Peace is soon made, and everybody can guess its terms. The treaty
is signed with a kiss, after which I say to my pupil, "Dear Emile,
all his life through a man needs a guide and counsellor. So far
I have done my best to fulfil that duty; my lengthy task is now
ended, and another will undertake this duty. To-day I abdicate the
authority which you gave me; henceforward Sophy is your guardian."

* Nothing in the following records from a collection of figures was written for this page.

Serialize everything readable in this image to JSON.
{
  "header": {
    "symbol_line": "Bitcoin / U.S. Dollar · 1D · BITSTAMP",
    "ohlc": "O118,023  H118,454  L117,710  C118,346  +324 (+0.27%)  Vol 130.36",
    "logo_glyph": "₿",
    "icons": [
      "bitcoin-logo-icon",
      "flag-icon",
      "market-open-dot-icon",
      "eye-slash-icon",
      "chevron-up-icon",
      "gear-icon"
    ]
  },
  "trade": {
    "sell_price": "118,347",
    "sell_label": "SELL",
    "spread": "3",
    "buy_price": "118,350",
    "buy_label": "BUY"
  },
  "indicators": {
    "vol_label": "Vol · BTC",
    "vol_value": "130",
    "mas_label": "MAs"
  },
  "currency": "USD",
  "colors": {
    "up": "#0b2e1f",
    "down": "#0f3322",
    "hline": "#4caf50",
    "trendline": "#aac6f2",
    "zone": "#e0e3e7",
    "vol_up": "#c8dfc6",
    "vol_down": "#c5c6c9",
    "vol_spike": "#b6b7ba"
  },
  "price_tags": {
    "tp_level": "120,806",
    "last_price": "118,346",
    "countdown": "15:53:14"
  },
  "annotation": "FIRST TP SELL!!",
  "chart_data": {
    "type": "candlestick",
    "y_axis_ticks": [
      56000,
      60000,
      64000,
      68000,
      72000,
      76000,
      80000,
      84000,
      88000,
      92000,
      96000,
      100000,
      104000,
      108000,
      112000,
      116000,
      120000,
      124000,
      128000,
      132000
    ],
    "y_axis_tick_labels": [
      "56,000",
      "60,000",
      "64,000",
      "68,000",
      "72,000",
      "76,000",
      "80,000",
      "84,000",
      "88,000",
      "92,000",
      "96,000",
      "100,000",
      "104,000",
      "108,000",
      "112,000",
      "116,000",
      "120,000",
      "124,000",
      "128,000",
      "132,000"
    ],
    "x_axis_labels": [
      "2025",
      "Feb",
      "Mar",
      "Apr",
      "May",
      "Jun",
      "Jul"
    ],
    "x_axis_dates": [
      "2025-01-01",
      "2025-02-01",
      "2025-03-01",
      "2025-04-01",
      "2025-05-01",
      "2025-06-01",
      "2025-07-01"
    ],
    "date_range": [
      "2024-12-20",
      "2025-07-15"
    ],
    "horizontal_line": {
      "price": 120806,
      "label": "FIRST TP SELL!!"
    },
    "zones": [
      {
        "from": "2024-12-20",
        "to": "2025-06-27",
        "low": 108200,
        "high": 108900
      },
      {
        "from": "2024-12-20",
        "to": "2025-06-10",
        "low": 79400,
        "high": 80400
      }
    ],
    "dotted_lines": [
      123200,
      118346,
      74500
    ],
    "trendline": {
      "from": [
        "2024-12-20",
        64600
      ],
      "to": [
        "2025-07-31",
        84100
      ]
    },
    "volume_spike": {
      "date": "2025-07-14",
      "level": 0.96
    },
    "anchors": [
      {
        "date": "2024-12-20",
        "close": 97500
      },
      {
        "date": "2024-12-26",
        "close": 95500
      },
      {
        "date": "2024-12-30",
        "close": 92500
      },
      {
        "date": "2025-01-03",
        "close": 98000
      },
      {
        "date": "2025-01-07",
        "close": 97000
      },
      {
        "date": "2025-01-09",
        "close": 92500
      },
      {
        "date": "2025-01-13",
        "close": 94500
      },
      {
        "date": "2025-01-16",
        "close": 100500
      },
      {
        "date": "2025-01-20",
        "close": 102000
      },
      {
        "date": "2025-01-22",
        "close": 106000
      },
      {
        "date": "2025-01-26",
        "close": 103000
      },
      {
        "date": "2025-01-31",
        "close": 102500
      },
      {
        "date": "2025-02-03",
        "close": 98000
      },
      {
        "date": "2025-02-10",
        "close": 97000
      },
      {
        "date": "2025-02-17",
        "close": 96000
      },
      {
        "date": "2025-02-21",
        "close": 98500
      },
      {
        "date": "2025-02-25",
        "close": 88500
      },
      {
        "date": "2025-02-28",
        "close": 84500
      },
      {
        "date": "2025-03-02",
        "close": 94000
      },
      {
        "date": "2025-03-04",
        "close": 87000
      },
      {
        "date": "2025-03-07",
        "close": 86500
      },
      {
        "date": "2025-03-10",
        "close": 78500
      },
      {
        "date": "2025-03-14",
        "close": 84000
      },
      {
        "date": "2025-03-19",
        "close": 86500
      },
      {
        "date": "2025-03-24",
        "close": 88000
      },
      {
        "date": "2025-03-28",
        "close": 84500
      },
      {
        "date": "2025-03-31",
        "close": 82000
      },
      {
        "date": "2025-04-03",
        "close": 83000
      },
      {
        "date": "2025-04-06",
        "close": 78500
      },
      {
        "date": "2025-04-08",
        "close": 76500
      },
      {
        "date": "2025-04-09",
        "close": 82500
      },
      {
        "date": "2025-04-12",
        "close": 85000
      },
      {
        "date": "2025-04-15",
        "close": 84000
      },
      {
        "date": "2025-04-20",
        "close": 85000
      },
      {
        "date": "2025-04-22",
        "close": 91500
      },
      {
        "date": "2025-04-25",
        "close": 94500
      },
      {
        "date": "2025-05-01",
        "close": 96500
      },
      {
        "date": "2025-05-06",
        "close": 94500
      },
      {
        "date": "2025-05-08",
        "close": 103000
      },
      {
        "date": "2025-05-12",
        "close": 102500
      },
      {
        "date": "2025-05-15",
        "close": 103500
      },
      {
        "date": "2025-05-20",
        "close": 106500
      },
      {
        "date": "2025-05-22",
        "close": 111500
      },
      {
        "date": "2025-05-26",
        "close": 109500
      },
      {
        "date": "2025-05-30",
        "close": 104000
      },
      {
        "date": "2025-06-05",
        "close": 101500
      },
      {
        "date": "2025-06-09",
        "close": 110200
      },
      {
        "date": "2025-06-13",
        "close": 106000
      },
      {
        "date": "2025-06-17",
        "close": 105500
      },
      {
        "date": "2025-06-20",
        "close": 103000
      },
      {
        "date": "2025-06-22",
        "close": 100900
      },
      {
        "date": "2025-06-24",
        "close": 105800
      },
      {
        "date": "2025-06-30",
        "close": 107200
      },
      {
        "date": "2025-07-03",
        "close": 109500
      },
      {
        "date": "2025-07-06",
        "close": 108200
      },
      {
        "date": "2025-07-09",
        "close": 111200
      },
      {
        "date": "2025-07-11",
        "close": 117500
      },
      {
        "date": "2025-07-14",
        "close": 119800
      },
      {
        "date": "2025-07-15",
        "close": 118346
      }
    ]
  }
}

Little by little the first raptures subside and they can peacefully
enjoy the delights of their new condition. Happy lovers, worthy
husband and wife! To do honour to their virtues, to paint their
felicity, would require the history of their lives. How often does
my heart throb with rapture when I behold in them the crown of my
life's work! How often do I take their hands in mine blessing God
with all my heart! How often do I kiss their clasped hands! How
often do their tears of joy fall upon mine! They are touched by
my joy and they share my raptures. Their worthy parents see their
own youth renewed in that of their children; they begin to live,
as it were, afresh in them; or rather they perceive, for the first
time, the true value of life; they curse their former wealth, which
prevented them from enjoying so delightful a lot when they were
young. If there is such a thing as happiness upon earth, you must
seek it in our abode.

One morning a few months later Emile enters my room and embraces
me, saying, "My master, congratulate your son; he hopes soon to
have the honour of being a father. What a responsibility will be
ours, how much we shall need you! Yet God forbid that I should let
you educate the son as you educated the father. God forbid that so
sweet and holy a task should be fulfilled by any but myself, even
though I should make as good a choice for my child as was made for
me! But continue to be the teacher of the young teachers. Advise
and control us; we shall be easily led; as long as I live I shall
need you. I need you more than ever now that I am taking up the
duties of manhood. You have done your own duty; teach me to follow
your example, while you enjoy your well-earned leisure."